Un authentique représentant de la littérature prolétarienne
Quelques semaines plus tard, nous nous retrouvons pour la remise officielle du prix Jean Amila-Meckert le 30 avril 2019 à Arras. L’ancien élève de classe préparatoire est « très ému » de recevoir ce prix décerné à l’occasion du salon du livre d’expression populaire et de critique sociale traditionnellement organisé le 1er mai sur la grande place.
À cette occasion, l’ex-travailleur précaire rappelle comment ces « feuillets d’usine » se sont transformés – grâce au soutien de l’écrivain Jérôme Leroy et de l’éditrice Alice Déon – en un roman avec un début, un milieu, une fin, des personnages récurrents, une intrigue, etc.
Témoin de la condition ouvrière, Joseph Ponthus souligne à nouveau l’influence de l’usine dans son écriture, qui va jusqu’à imposer le rythme du texte, sans aucune autre ponctuation que le retour à la ligne ; ce qui déroutera probablement quelques lecteurs.
Cette expérience autobiographique est finalement l’occasion de raconter l’histoire d’un nouvel Ulysse, obligé de combattre des carcasses de bœuf avec quatre couteaux à la main ou de décharger quinze tonnes de coquillages à la pelle avant de retrouver Pénélope et Argos.
On y retrouve également l’importance du travail bien fait, qui rappelle cette formule que l’on retrouve au dos de la carte de membre de la CGT en 1950 : « Chaque syndiqué a pour devoir […] professionnellement, d’être le meilleur sur le chantier, à l’atelier, au bureau. » Cette dimension presque silencieuse dans le travail permet de comprendre comment la solidarité s’établit de façon invisible. Joseph Ponthus exprime légitimement sa fierté d’avoir réussi, par la littérature, à rendre noble le métier de toutes celles et tous ceux qui se sont reconnus dans les pages de son livre.
Celui qui n’a pas attendu l’incantation de l’actuel président de la République pour trouver du « bulot » est alors en guerre tout à la fois contre l’usine, les chefs et le temps. Il trouve du réconfort dans les lettres écrites par Guillaume Apollinaire au cours de la Première Guerre mondiale. Par la suite, il revendiquera l’influence des « auteurs blessés de la vie », ajoutant à cette liste l’écrivain suisse naturalisé français Blaise Cendrars, amputé du bras au cours de l’hiver 1915-1916 ou encore l’ancien mineur et footballeur Raymond Kopa qui s’est révélé avec le Stade de Reims entre 1951 et 1956.

« Joseph Ponthus s’est obligé à écrire après chaque journée, par crainte de tout oublier le lendemain, tellement il était fatigué. »

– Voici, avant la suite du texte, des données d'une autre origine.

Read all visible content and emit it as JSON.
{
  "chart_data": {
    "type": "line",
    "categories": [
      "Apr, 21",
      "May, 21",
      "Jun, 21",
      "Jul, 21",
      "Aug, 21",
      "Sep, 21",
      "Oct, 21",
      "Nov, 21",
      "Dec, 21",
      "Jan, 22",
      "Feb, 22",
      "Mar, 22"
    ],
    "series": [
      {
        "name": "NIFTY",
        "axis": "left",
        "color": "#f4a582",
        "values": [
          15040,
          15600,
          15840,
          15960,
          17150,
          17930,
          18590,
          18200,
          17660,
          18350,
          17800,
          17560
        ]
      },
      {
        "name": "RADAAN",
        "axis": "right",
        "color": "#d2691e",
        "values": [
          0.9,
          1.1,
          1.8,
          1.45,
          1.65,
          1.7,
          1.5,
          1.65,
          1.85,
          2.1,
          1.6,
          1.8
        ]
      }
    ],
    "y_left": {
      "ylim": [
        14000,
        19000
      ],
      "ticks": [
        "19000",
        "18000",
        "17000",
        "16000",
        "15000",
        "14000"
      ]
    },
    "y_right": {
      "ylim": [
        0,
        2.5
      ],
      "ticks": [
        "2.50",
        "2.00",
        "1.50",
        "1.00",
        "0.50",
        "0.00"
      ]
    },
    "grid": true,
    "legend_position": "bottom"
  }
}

Pour ma part, j’ai l’impression d’avoir croisé un authentique représentant de la littérature prolétarienne, une sorte de rabcor 2.0, qui aurait pu raconter aux lecteurs de L’Humanité, embarqué dans la voiture de Jean-Emmanuel Ducoin la prochaine édition du Tour de France.
Quand nous nous sommes vus pour la dernière fois à Chambéry en octobre 2020 à l’occasion des extras du festival du premier roman dont il est l’un des lauréats, je ne pouvais pas savoir que cela serait la dernière fois que son double mètre se pencherait vers moi pour me saluer fraternellement. Nous avons alors parlé de choses et d’autres et notamment de son prochain roman sur lequel il travaillait.
À défaut de pouvoir le lire, on tentera de se consoler en découvrant ce premier roman fulgurant.

Alexandre Courban est historien. Il est docteur en histoire de l'université de Bourgogne.